We also work with distribution partners who are primarily app-based. For example, we have over 200,000 customers through Cleartrip since October 2017 when we began our relationship.
The biggest difference we provide is using technology to simplify claims processes. There are no hard copies required and most of our claims processes are smartphone-enabled. This shortens the time for claim processing.
Digit’s travel insurance also covers certain high-risk activities such as adventure sports, which insurers either stay away from or offer at higher premiums. What made you explore this segment? Does this come at a higher cost?
Our philosophy is to make products we would like to buy for ourselves and our families. As soon as you start thinking this way, some exclusions become questionable. Adventure sports was one such area. We are competitive in terms of our costing, it is not sold as an add-on, it is just an inclusion.
Your holiday home protection policy is a short-term cover for the time when you’re away on a vacation. How will such a niche product work, given that people don’t typically buy home insurance?
Home protection is an under-penetrated category in India as we have an optimism bias that nothing wrong can happen to us. The only thing we worry about is home contents when we are travelling. This is for people who travel frequently and are worried about leaving their home unprotected. We have soft-launched this product on our website and the pick-up has been slow as it is a pull product and people are not used to the idea, but we feel it’ll pick up with more awareness.
For car and mobile insurance, you offer cash for repairs if a policyholder self-inspects and sends pictures of the damage. Doesn’t this leave gaps for malpractice?
We believe that 95% of people are genuine when it comes to claims and we didn’t want to make the processes for the 5% bad eggs. So, with firm trust in customers, we launched this product. Seven out of 10 people opt for it which means people see value in it.
What are the challenges that come with running digital insurance?
India is at a cusp right now. While there is a digital explosion, processes could be made simpler if we had access to essential customer databases of RTOs (regional transport offices) or FIRs (first information reports) etc. The challenge is in our ability to simplify and find new ways of designing customer journeys.
We are partnering with the right avenues to get this data to develop tech solutions to fill in the gaps and remove system redundancies.
Do you plan to introduce more products in future?
We will be launching health insurance this year which should be a big expansion for us. The principles on which we build our other products and processes will apply to health as well.
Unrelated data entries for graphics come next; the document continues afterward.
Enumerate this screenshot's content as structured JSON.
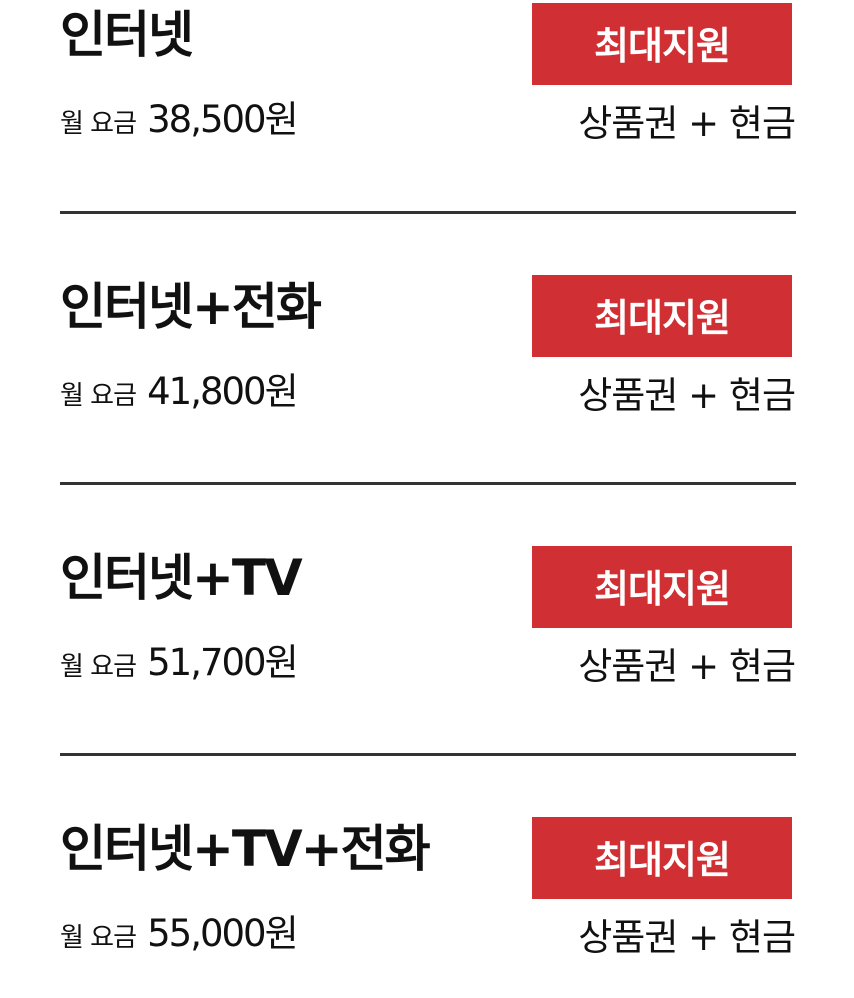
{
  "plans": [
    {
      "name": "인터넷",
      "price_label": "월 요금",
      "price": "38,500원",
      "badge": "최대지원",
      "benefit": "상품권 + 현금"
    },
    {
      "name": "인터넷+전화",
      "price_label": "월 요금",
      "price": "41,800원",
      "badge": "최대지원",
      "benefit": "상품권 + 현금"
    },
    {
      "name": "인터넷+TV",
      "price_label": "월 요금",
      "price": "51,700원",
      "badge": "최대지원",
      "benefit": "상품권 + 현금"
    },
    {
      "name": "인터넷+TV+전화",
      "price_label": "월 요금",
      "price": "55,000원",
      "badge": "최대지원",
      "benefit": "상품권 + 현금"
    }
  ],
  "colors": {
    "badge_background": "#d03033",
    "badge_text": "#ffffff",
    "divider": "#333333",
    "text": "#111111"
  }
}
Also, we will see more institutional partnerships and more strategic partners. Right now, we have 20 institutional partners and about 1,500 strategic partners. We are expanding the number of locations where we are doing business. We will also work on more technology solutions to change the current buying and claim experience.
Will the rise in the number of insurance distributors and aggregators lead to higher penetration, especially in tier II and tier III cities?
There is democratisation of access due to smartphone and internet penetration which goes beyond geographies. This affects many industries, including ours. If someone is buying a mobile phone online, they will also have the inclination to buy insurance right there. Which is why, we feel such products will capture the interest of millennials. And when they come to the point of decision related to other categories, they would know the value of insurance.